Different types of ginseng:
There are many species of ginseng but two in particular, Panax ginseng and Panax quinquefolius, are considered to provide the most health benefits. Panax ginseng is generally found in northern China, Korea and Russia. Panax quinquefolius, on the other hand, typically grows in various regions within North America.
Panax ginseng is referred to as Asian ginseng or, occasionally, Korean or red ginseng. This type of ginseng has the highest percentage of overall ginsenoides, the compounds in ginseng that are believed to contribute to its medicinal and health properties. Ginsenosides have been shown to have multiple medical effects such as antioxidative, anti-aging and anti-cancer properties. It is widely believed that Asian ginseng is more powerful and reliable in providing the desired health outcomes. Most medical and scientific research is conducted on the Asain ginseng.
Skin health benefits of ginseng:
The majority of studies looking at the health benefits of gingseng is focused on its positive improvement in mental function, sport performance and general wellbeing, but there are some novel studies looking at possible dermatological applications, including melisma and atopic dermatitis
Melasma is a common skin condition that affects women. Clinically, melasma presents as patches of dark pigmentation around the cheeks, lower eyelids and nose regions. It is worsened by UV light, hormones, and even heat. One study showed that people taking Korean red ginseng powder for a period of 24-weeks had significant improvement in the level of dark pigmentation and redness.
Additional studies looked at the effect of ginsenosides on production of melanin or pigmentation in the skin. It is thought that ginsenosides were effective in shutting down the pigment producing mechanism in the skin cells.

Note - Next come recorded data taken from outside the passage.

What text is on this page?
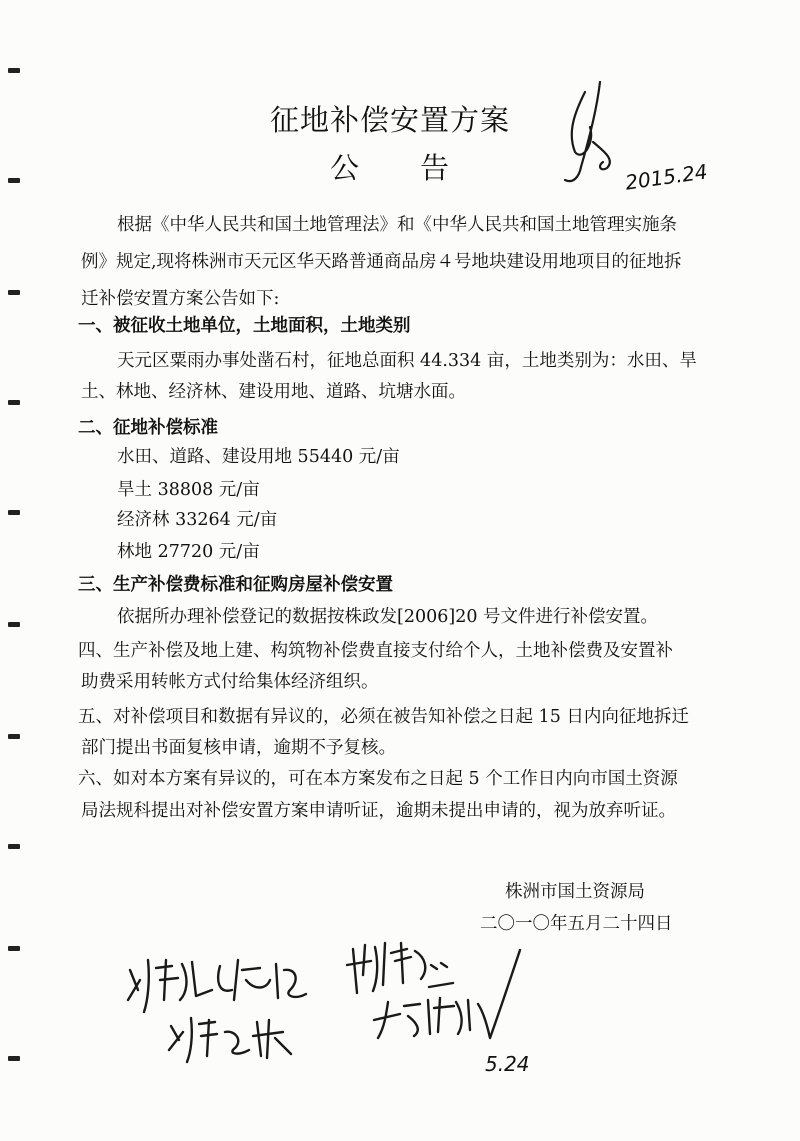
征地补偿安置方案
公　　告	2015.24
根据《中华人民共和国土地管理法》和《中华人民共和国土地管理实施条
例》规定,现将株洲市天元区华天路普通商品房４号地块建设用地项目的征地拆
迁补偿安置方案公告如下:
一、被征收土地单位，土地面积，土地类别
天元区粟雨办事处凿石村，征地总面积 44.334 亩，土地类别为：水田、旱
土、林地、经济林、建设用地、道路、坑塘水面。
二、征地补偿标准
水田、道路、建设用地 55440 元/亩
旱土 38808 元/亩
经济林 33264 元/亩
林地 27720 元/亩
三、生产补偿费标准和征购房屋补偿安置
依据所办理补偿登记的数据按株政发[2006]20 号文件进行补偿安置。
四、生产补偿及地上建、构筑物补偿费直接支付给个人，土地补偿费及安置补
助费采用转帐方式付给集体经济组织。
五、对补偿项目和数据有异议的，必须在被告知补偿之日起 15 日内向征地拆迁
部门提出书面复核申请，逾期不予复核。
六、如对本方案有异议的，可在本方案发布之日起 5 个工作日内向市国土资源
局法规科提出对补偿安置方案申请听证，逾期未提出申请的，视为放弃听证。
株洲市国土资源局
二〇一〇年五月二十四日
5.24
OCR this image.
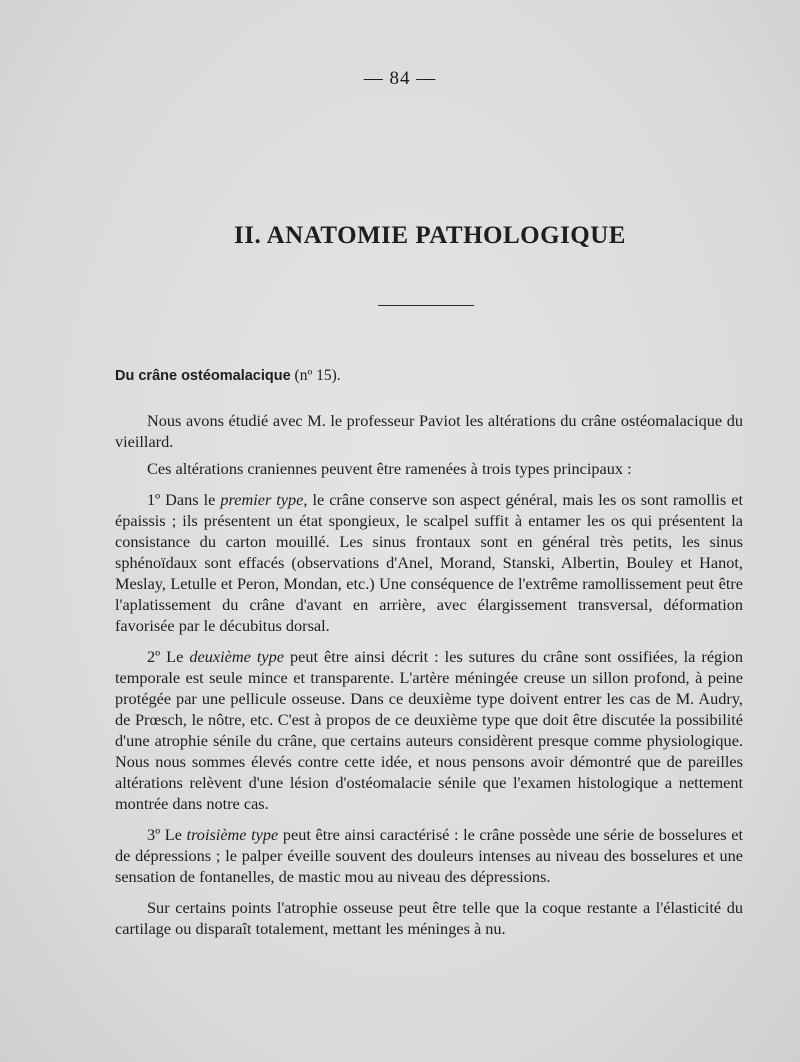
— 84 —
II. ANATOMIE PATHOLOGIQUE
Du crâne ostéomalacique (nº 15).

Nous avons étudié avec M. le professeur Paviot les altérations du crâne ostéomalacique du vieillard.

Ces altérations craniennes peuvent être ramenées à trois types principaux :

1º Dans le premier type, le crâne conserve son aspect général, mais les os sont ramollis et épaissis ; ils présentent un état spongieux, le scalpel suffit à entamer les os qui présentent la consistance du carton mouillé. Les sinus frontaux sont en général très petits, les sinus sphénoïdaux sont effacés (observations d'Anel, Morand, Stanski, Albertin, Bouley et Hanot, Meslay, Letulle et Peron, Mondan, etc.) Une conséquence de l'extrême ramollissement peut être l'aplatissement du crâne d'avant en arrière, avec élargissement transversal, déformation favorisée par le décubitus dorsal.

2º Le deuxième type peut être ainsi décrit : les sutures du crâne sont ossifiées, la région temporale est seule mince et transparente. L'artère méningée creuse un sillon profond, à peine protégée par une pellicule osseuse. Dans ce deuxième type doivent entrer les cas de M. Audry, de Prœsch, le nôtre, etc. C'est à propos de ce deuxième type que doit être discutée la possibilité d'une atrophie sénile du crâne, que certains auteurs considèrent presque comme physiologique. Nous nous sommes élevés contre cette idée, et nous pensons avoir démontré que de pareilles altérations relèvent d'une lésion d'ostéomalacie sénile que l'examen histologique a nettement montrée dans notre cas.

3º Le troisième type peut être ainsi caractérisé : le crâne possède une série de bosselures et de dépressions ; le palper éveille souvent des douleurs intenses au niveau des bosselures et une sensation de fontanelles, de mastic mou au niveau des dépressions.

Sur certains points l'atrophie osseuse peut être telle que la coque restante a l'élasticité du cartilage ou disparaît totalement, mettant les méninges à nu.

Aside from melasma, multiple studies have looked at whether or not Korean red ginseng may be helpful to treat atopic dermatitis or eczema. One study looked at thirty eczema patients who ingested Korean red ginseng. Their serum Ig E levels and severity scoring of the atopic dermatitis (SCORAO) index were assessed. It was found that transepidermal water loss and skin hydration showed significant improvement after 16 weeks in the patients ingesting ginseng. In addition, there was a significant decrease in the SCORAD index as well as in serum lgE levels after 16 weeks.
Another study looked at whether or not Ginseng had the ability to influence scratching behavior in an atopic dermatitis (eczema) animal model. Red gingseng was found to significantly inhibit scratching behavior in the animal model . The exact mechanism is unknown but it is believed that ginseng attenuated both nerve growth factor expression as well as nerve fiber extension in this model.
Lastly, another study showed that Korean red ginseng has an immunosuppressive response on skin cells, possibly through reduction of TNF-alpha and IL-8 expression on human keratinocytes .
Bottom line: is ginseng has a wide range of health benefits. As the scientific and medical community continue to research on this perennial herb, it will be certain that ginseng will be used for helping to relieve symptoms of many health conditions, including eczema.